The record also contains clear and convincing evidence supporting Family Court's conclusion that, despite the diligent efforts of petitioner, respondent failed to develop a realistic plan for the child's future (see Social Services Law § 384-b [7] [a], [c]; Matter of Nicole K. [Melissa K.], 85 AD3d 1231, 1232-1233 [2011]; Matter of Ja'Heem W. [Beronica W.], 80 AD3d 917, 918 [2011]). Petitioner established that respondent routinely failed to participate in the weekly phone call with the child, missed meetings with the caseworker, did not take advantage of any of the services offered or recommended by petitioner and only visited the child when he was in Clinton County for court appearances. Those visitations were brief, with respondent failing to acknowledge or interact with the child and often leaving for no apparent reason. The evidence reflects that respondent, who had not been employed full time since 1989, had little or no understanding of the child's development or needs. Although respondent claimed that his family could assist him, the evidence established that none of the relatives suggested were willing to take on the responsibility of custody of the child. Nor is counsel's speculation that respondent may have been illiterate supported by the record and, in any event, "the extreme inadequacy of [a parent's] efforts at maintaining contact with [his or her] child [is not] mitigated [by a parent's] illiteracy" (Matter of Erica C., 257 AD2d 445, 446 [1999]).
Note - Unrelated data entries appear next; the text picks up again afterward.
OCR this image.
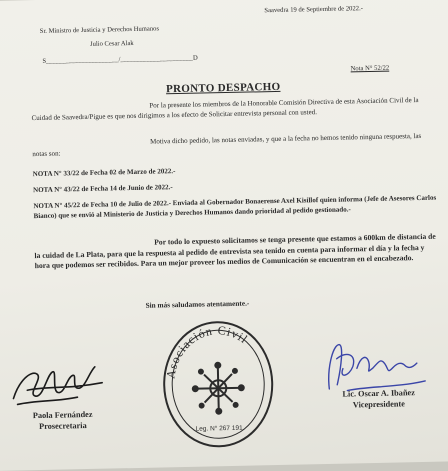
Saavedra 19 de Septiembre de 2022.-
Sr. Ministro de Justicia y Derechos Humanos
Julio Cesar Alak
S______________________/______________________D
Nota N° 52/22
PRONTO DESPACHO
Por la presente los miembros de la Honorable Comisión Directiva de esta Asociación Civil de la Cuidad de Saavedra/Pigue es que nos dirigimos a los efecto de Solicitar entrevista personal con usted.
Motiva dicho pedido, las notas enviadas, y que a la fecha no hemos tenido ninguna respuesta, las notas son:
NOTA N° 33/22 de Fecha 02 de Marzo de 2022.-
NOTA N° 43/22 de Fecha 14 de Junio de 2022.-
NOTA N° 45/22 de Fecha 10 de Julio de 2022.- Enviada al Gobernador Bonaerense Axel Kisillof quien informa (Jefe de Asesores Carlos Bianco) que se envió al Ministerio de Justicia y Derechos Humanos dando prioridad al pedido gestionado.-
Por todo lo expuesto solicitamos se tenga presente que estamos a 600km de distancia de la cuidad de La Plata, para que la respuesta al pedido de entrevista sea tenido en cuenta para informar el día y la fecha y hora que podemos ser recibidos. Para un mejor proveer los medios de Comunicación se encuentran en el encabezado.
Sin más saludamos atentamente.-
Paola Fernández
Prosecretaria
Lic. Oscar A. Ibañez
Vicepresidente
Asociación Civil
Leg. N° 267 191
Respondent makes no argument with respect to the disposition, and his appeal from the December 2010 permanency order has been rendered moot by the permanent neglect adjudication (see Matter of Kim OO. v Broome County Dept. of Social Servs., 44 AD3d 1164, 1165 [2007]; Matter of Natasha F., 15 AD3d 788, 789 [2005]).

Peters, J.P., Kavanagh, McCarthy and Garry, JJ., concur.

ORDERED that the appeal from the order entered December 10, 2010 is dismissed, as moot, without costs.

ORDERED that the orders entered March 4, 2011 are affirmed, without costs.